Voting is a precious right that Americans, in their affluence and ease, have taken for granted. We shared the conviction that democracy was durable, that elections didn’t much matter, and that the stakes weren’t that high. Some of us voted, some didn’t. No problem.

But in two contests in less than 30 years, the United States has seen the consequence and fragility of elections.

In 2000, the U.S. presidency was determined by hanging chads and haggling lawyers in a Florida contest decided by 537 votes — or by some other minuscule number, depending on who was counting and what you believe — in an electorate of about 6 million souls.

And in 2020, vast numbers of Americans did not trust the verdict of the most sacred public act that our citizens perform.

The big surprise in 2020: This new generation of young voters is performing better than its predecessors, with record turnouts in both the 2018 and 2020 general elections. The 2020 election was the first time that a majority of those 18 to 29 actually voted.

“This is a highly anxious, highly knowledgeable, depressed group of young people,” said John Della Volpe, director of polling at Harvard Kennedy School of Government’s Institute of Politics and the author of “Fight: How Gen Z Is Channeling Their Fear and Passion To Save America.” “Everything they were shaped by was negative. They don’t remember a time of national unity. Rather than turning away from politics, they turned in, and actually turned out to vote. I don’t think we’ll see a diminution in that.”

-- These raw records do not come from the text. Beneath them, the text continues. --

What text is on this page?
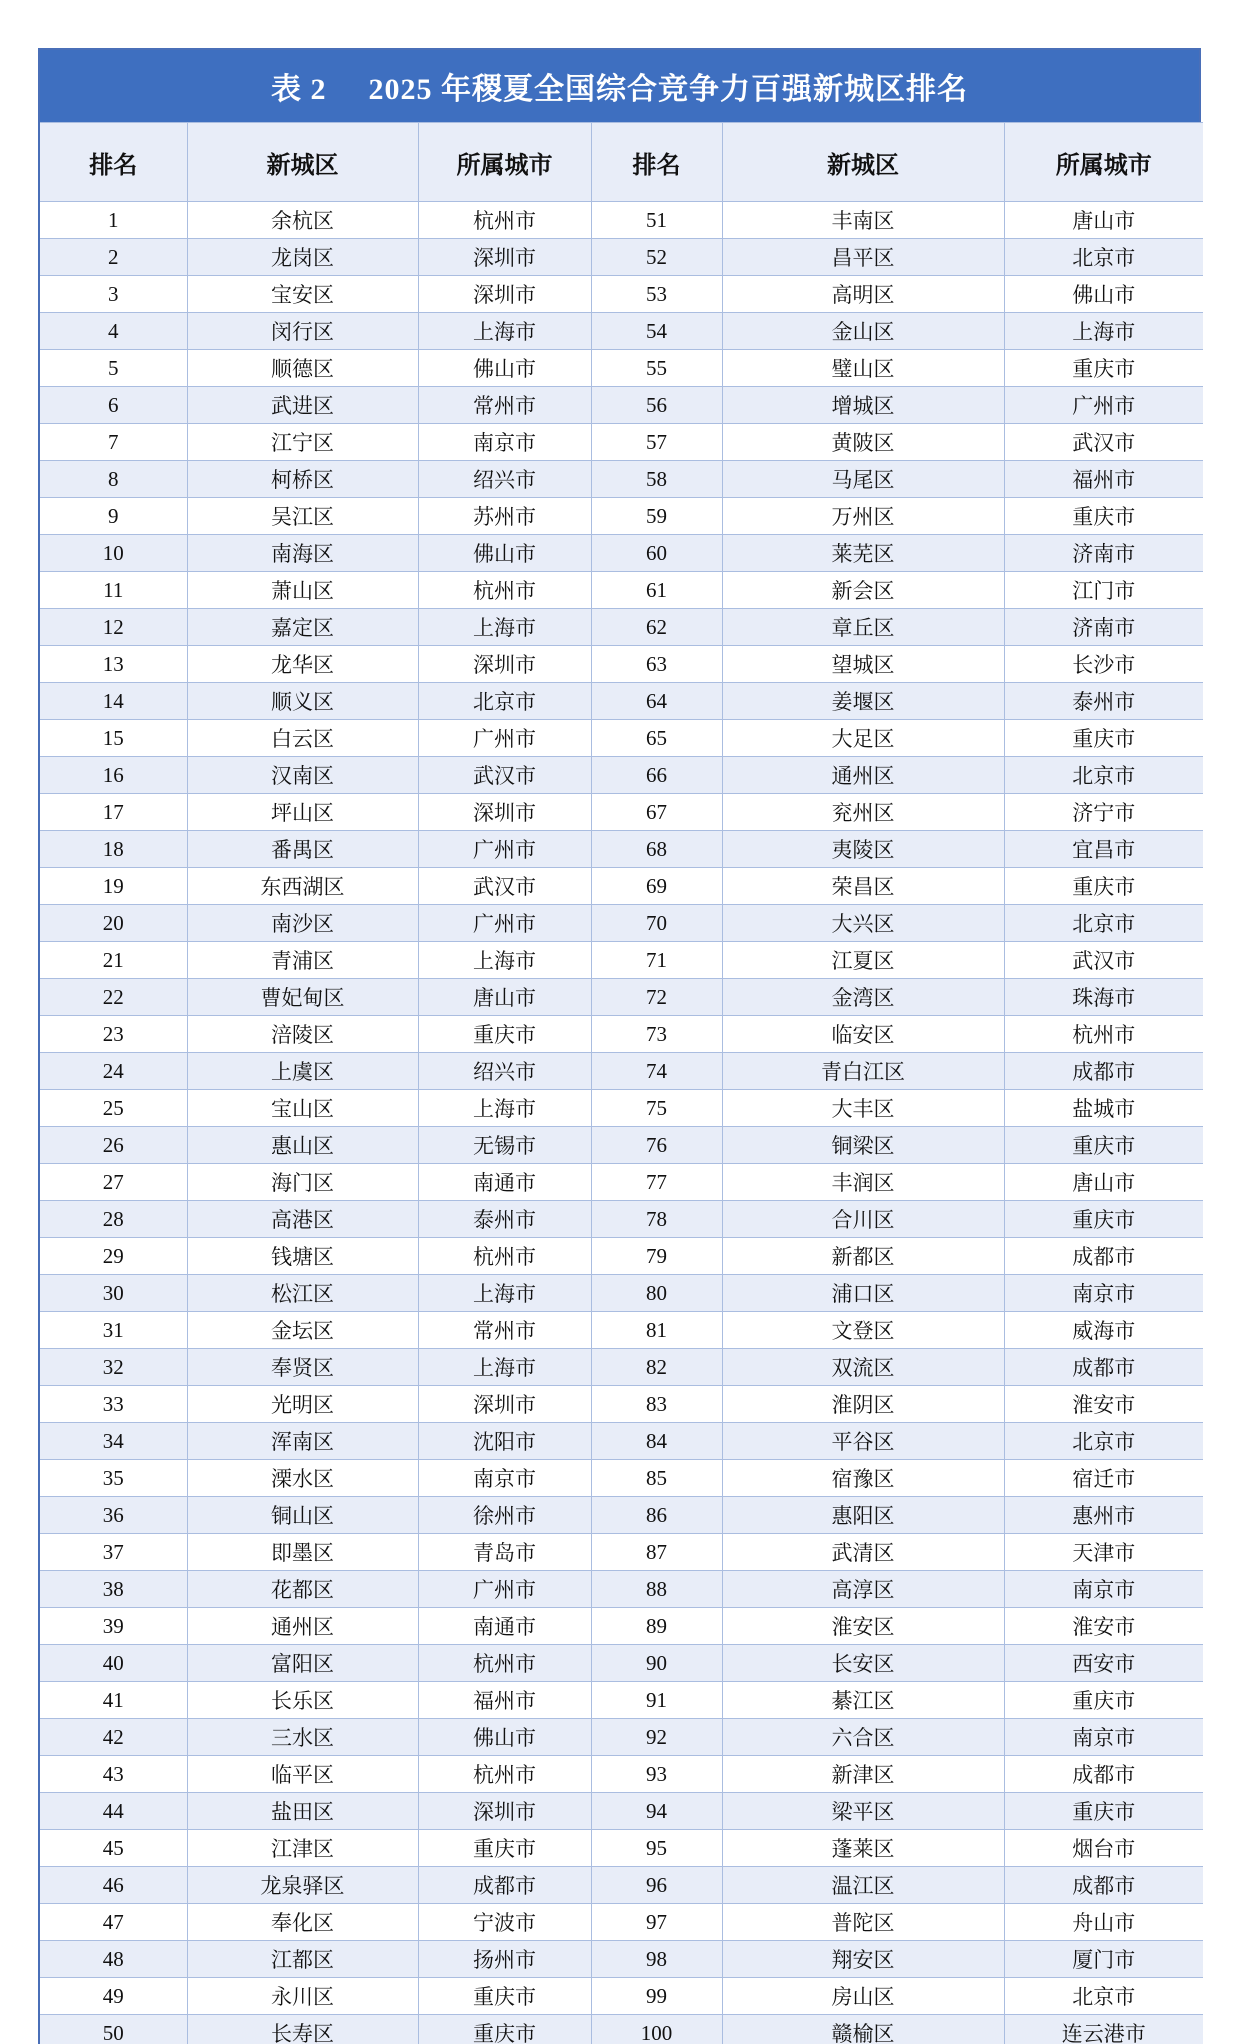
表 2 2025 年稷夏全国综合竞争力百强新城区排名
排名	新城区	所属城市	排名	新城区	所属城市
1	余杭区	杭州市	51	丰南区	唐山市
2	龙岗区	深圳市	52	昌平区	北京市
3	宝安区	深圳市	53	高明区	佛山市
4	闵行区	上海市	54	金山区	上海市
5	顺德区	佛山市	55	璧山区	重庆市
6	武进区	常州市	56	增城区	广州市
7	江宁区	南京市	57	黄陂区	武汉市
8	柯桥区	绍兴市	58	马尾区	福州市
9	吴江区	苏州市	59	万州区	重庆市
10	南海区	佛山市	60	莱芜区	济南市
11	萧山区	杭州市	61	新会区	江门市
12	嘉定区	上海市	62	章丘区	济南市
13	龙华区	深圳市	63	望城区	长沙市
14	顺义区	北京市	64	姜堰区	泰州市
15	白云区	广州市	65	大足区	重庆市
16	汉南区	武汉市	66	通州区	北京市
17	坪山区	深圳市	67	兖州区	济宁市
18	番禺区	广州市	68	夷陵区	宜昌市
19	东西湖区	武汉市	69	荣昌区	重庆市
20	南沙区	广州市	70	大兴区	北京市
21	青浦区	上海市	71	江夏区	武汉市
22	曹妃甸区	唐山市	72	金湾区	珠海市
23	涪陵区	重庆市	73	临安区	杭州市
24	上虞区	绍兴市	74	青白江区	成都市
25	宝山区	上海市	75	大丰区	盐城市
26	惠山区	无锡市	76	铜梁区	重庆市
27	海门区	南通市	77	丰润区	唐山市
28	高港区	泰州市	78	合川区	重庆市
29	钱塘区	杭州市	79	新都区	成都市
30	松江区	上海市	80	浦口区	南京市
31	金坛区	常州市	81	文登区	威海市
32	奉贤区	上海市	82	双流区	成都市
33	光明区	深圳市	83	淮阴区	淮安市
34	浑南区	沈阳市	84	平谷区	北京市
35	溧水区	南京市	85	宿豫区	宿迁市
36	铜山区	徐州市	86	惠阳区	惠州市
37	即墨区	青岛市	87	武清区	天津市
38	花都区	广州市	88	高淳区	南京市
39	通州区	南通市	89	淮安区	淮安市
40	富阳区	杭州市	90	长安区	西安市
41	长乐区	福州市	91	綦江区	重庆市
42	三水区	佛山市	92	六合区	南京市
43	临平区	杭州市	93	新津区	成都市
44	盐田区	深圳市	94	梁平区	重庆市
45	江津区	重庆市	95	蓬莱区	烟台市
46	龙泉驿区	成都市	96	温江区	成都市
47	奉化区	宁波市	97	普陀区	舟山市
48	江都区	扬州市	98	翔安区	厦门市
49	永川区	重庆市	99	房山区	北京市
50	长寿区	重庆市	100	赣榆区	连云港市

Midterm elections are more challenging for the Democrats, because younger people, poorer people and people of color are major components of the Democratic coalition and tend to vote in midterm elections at lower levels than older white voters. The expectation that the Democrats are going to take a shellacking in November also could lower participation. “Voting groups that are disengaged could become even more so because they feel their vote won’t matter,” said Michael McDonald, a University of Florida expert on voter participation.

I’m not sure whether universal voting would change the outcome of elections, but I am certain of this: An election is a civic ritual, and with the decline of local newspapers, the proliferation of television news and streaming services, the sorting out of Americans by wealth, education, political inclination, and ethnic and gender identity, we have fewer civic rituals than ever and thus fewer shared experiences.

I understand the value of mail voting; as a political correspondent traveling with a candidate on a final offensive on Election Day, I often voted that way. But I always saw poetry and purpose in an entire country doing the same thing on the same day, seeking to define the country and to set its course.

It is a shame that voting might be required. But our time might require it.